At its Singapore complex, ExxonMobil developed a system to process crude oil, rather than naphtha, directly in a steam cracker. “The main challenge if you want to do the steam cracking of crude oil is the heavy part of the crude,” Universitat Politècnica de València’s Corma says. Heavy crude can coke the cracker, leading to expensive maintenance downtime.
ExxonMobil patents describe a system for evaporating crude in a “flash pot.” The setup, which it likely uses in Singapore and might use in China, feeds the vapors into the steam cracker, leaving behind the fouling residues.
At CLG, R&D is focused on turning refinery equipment into chemical manufacturing machinery. “There is a lot of research that we put into understanding which molecules are beneficial to produce—and maximize the production of those molecules—and which molecules we try to avoid,” CLG’s de Bruyn says.
Last year, Saudi Aramco signed a joint development agreement with McDermott and CLG to further develop a thermal crude-to-chemicals process. McDermott is lending its expertise in steam cracking and other technologies, and CLG, its hydrocracking and heavy oil conversion know-how. The Saudi firm also signed an agreement last month with Axens and TechnipFMC to work on a high-severity FCC process for chemicals.

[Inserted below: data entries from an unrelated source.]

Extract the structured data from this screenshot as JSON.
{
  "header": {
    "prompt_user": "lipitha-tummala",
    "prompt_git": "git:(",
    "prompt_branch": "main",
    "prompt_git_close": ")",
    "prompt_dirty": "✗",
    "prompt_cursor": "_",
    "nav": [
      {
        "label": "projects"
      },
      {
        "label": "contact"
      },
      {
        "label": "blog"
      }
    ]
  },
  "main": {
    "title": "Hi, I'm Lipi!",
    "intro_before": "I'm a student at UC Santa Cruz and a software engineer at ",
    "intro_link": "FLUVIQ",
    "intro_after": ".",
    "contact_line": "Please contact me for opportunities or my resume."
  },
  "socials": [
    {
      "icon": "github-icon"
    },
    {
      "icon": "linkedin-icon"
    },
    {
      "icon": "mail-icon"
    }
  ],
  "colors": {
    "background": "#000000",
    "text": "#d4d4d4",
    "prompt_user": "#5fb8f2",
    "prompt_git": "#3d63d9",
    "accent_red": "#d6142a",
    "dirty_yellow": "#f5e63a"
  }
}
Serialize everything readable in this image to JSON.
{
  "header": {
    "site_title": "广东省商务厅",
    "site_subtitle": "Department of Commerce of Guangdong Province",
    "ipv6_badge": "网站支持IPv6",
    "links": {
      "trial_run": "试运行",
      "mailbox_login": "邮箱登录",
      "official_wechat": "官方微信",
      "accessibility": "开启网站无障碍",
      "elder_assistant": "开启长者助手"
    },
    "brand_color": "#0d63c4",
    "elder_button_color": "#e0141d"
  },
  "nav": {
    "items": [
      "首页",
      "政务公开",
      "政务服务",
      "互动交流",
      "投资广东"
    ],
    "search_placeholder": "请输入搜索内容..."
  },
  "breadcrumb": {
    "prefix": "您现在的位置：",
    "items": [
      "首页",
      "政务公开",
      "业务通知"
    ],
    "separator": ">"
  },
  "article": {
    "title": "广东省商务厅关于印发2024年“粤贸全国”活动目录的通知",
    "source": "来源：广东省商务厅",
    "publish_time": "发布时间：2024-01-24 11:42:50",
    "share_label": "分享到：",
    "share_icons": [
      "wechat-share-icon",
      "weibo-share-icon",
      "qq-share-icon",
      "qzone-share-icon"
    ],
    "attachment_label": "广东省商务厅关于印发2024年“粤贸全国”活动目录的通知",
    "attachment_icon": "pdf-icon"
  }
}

De Bruyn says his firm’s Saudi Aramco partnership has been making progress. “All three companies have significant intellectual property contributions, and all three work together to develop a scheme to capture all contributions in an integrated way,” he says.
To de Bruyn, the future will largely be about tearing down the old walls between refining and chemicals. “We are going into the next wave of more intimately integrated sites,” he says, “where there is not necessarily a clear demarcation of what is the refinery and what is the petrochemical site.”